How to only allow the dapp to call a function

How can a function only be callable by the dapp itself.

Say you have an AMM and want only calls that originate from the AMM's backend to be accepted by the contract?

I understand that onlyOwner can be used normally, but in this case the user of the platform will be calling every time.. so many different addresses.

I thought about hashing a secret key with the data being sent and having the contract decrypt and check it before deciding to execute but:

a) I'm not sure if that's super expensive computationally or not.
b) The contract would also need the key to decrypt afaik, which would be stored and viewable.

Possibly creating a private variable with the key in it as bytes and then using that? But is there any way the key would leak into tx data and become public?

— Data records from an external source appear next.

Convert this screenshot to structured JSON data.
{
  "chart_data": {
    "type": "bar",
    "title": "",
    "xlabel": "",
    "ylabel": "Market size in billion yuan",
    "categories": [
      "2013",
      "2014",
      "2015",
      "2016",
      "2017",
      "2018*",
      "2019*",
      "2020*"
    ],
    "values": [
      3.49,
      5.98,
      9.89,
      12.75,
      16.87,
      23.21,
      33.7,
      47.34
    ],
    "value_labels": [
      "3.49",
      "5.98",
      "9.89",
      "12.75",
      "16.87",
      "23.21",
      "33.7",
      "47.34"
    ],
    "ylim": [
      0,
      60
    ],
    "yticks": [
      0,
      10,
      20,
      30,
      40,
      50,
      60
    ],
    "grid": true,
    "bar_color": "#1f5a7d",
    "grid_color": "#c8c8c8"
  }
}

Check out Access Control Library by OZ

Thanks I've used AccessControl a bit, but it doesn't seem to solve the problem I'm having.

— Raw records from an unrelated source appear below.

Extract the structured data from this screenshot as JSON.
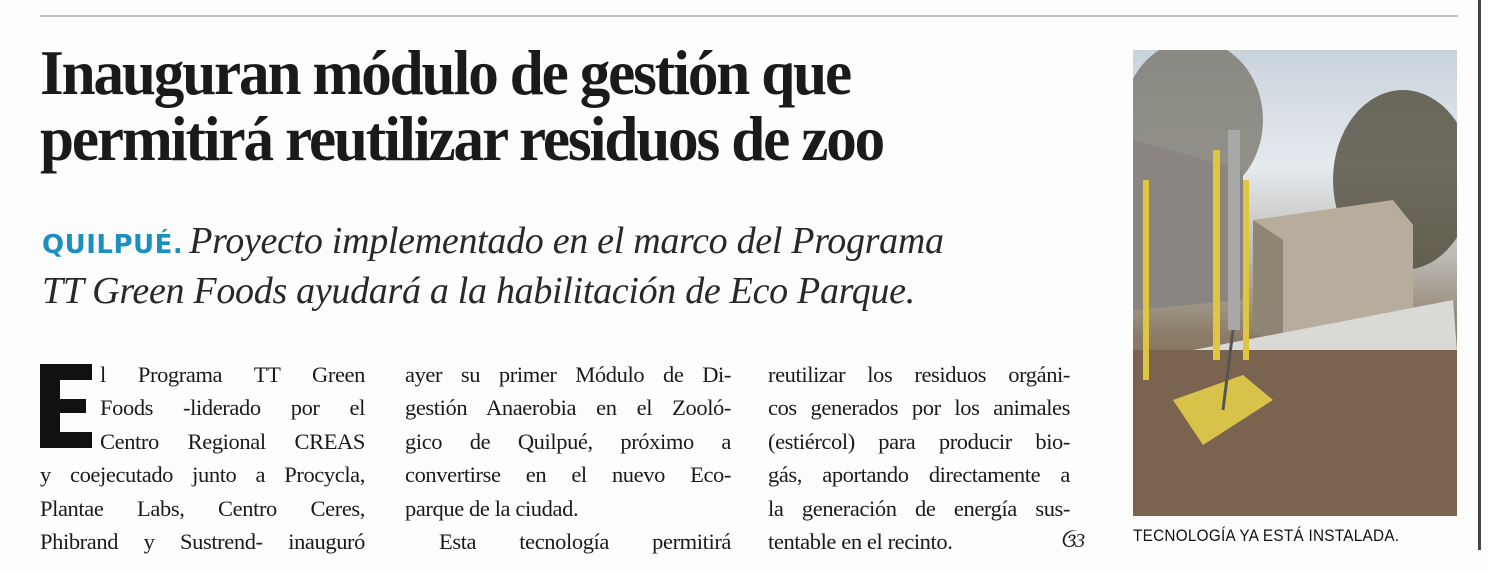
{
  "article": {
    "headline": [
      "Inauguran módulo de gestión que",
      "permitirá reutilizar residuos de zoo"
    ],
    "kicker": "QUILPUÉ.",
    "deck": [
      "Proyecto implementado en el marco del Programa",
      "TT Green Foods ayudará a la habilitación de Eco Parque."
    ],
    "dropcap": "E",
    "columns": [
      [
        "l Programa TT Green",
        "Foods -liderado por el",
        "Centro Regional CREAS",
        "y coejecutado junto a Procycla,",
        "Plantae Labs, Centro Ceres,",
        "Phibrand y Sustrend- inauguró"
      ],
      [
        "ayer su primer Módulo de Di-",
        "gestión Anaerobia en el Zooló-",
        "gico de Quilpué, próximo a",
        "convertirse en el nuevo Eco-",
        "parque de la ciudad.",
        "Esta tecnología permitirá"
      ],
      [
        "reutilizar los residuos orgáni-",
        "cos generados por los animales",
        "(estiércol) para producir bio-",
        "gás, aportando directamente a",
        "la generación de energía sus-",
        "tentable en el recinto."
      ]
    ],
    "end_mark": "ઉ3",
    "photo_caption": "TECNOLOGÍA YA ESTÁ INSTALADA.",
    "kicker_color": "#1a8fc0"
  }
}
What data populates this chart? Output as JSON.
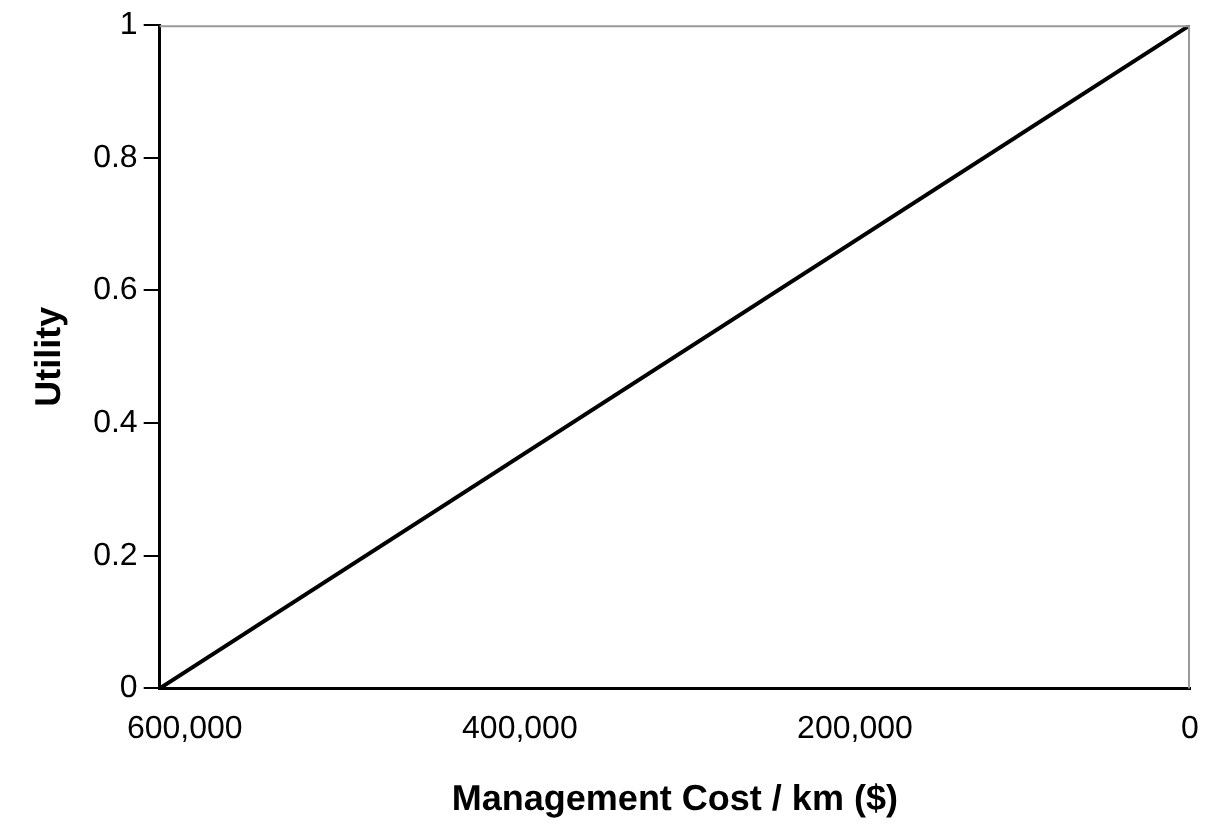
{
  "chart_data": {
    "type": "line",
    "xlabel": "Management Cost / km ($)",
    "ylabel": "Utility",
    "series": [
      {
        "color": "#000000",
        "x": [
          615000,
          0
        ],
        "values": [
          0,
          1
        ]
      }
    ],
    "xlim": [
      615000,
      0
    ],
    "xticks": [
      {
        "value": 600000,
        "label": "600,000"
      },
      {
        "value": 400000,
        "label": "400,000"
      },
      {
        "value": 200000,
        "label": "200,000"
      },
      0
    ],
    "ylim": [
      0,
      1
    ],
    "yticks": [
      0,
      0.2,
      0.4,
      0.6,
      0.8,
      1
    ],
    "grid": false,
    "legend": false,
    "marker": "none",
    "line_style": "solid"
  }
}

I'd like any user that calls a method on the contract via the dapp UI to be able to do so, but if the same user tried to call from the same address directly to the contract, they wouldn't have permission.

Seems like using hashing is the only way to auth via the dapp, but I can't see how the contract can authenticate sigs from the dapp without exposing the key publicly.

IMO, the smart contract is unable to tell calls from the front end or another place, say etherscan, apart, even with the trick you are talking about. Whatever is passed to the smart contract from the front end can be recreated or copied and sent to the smart contract.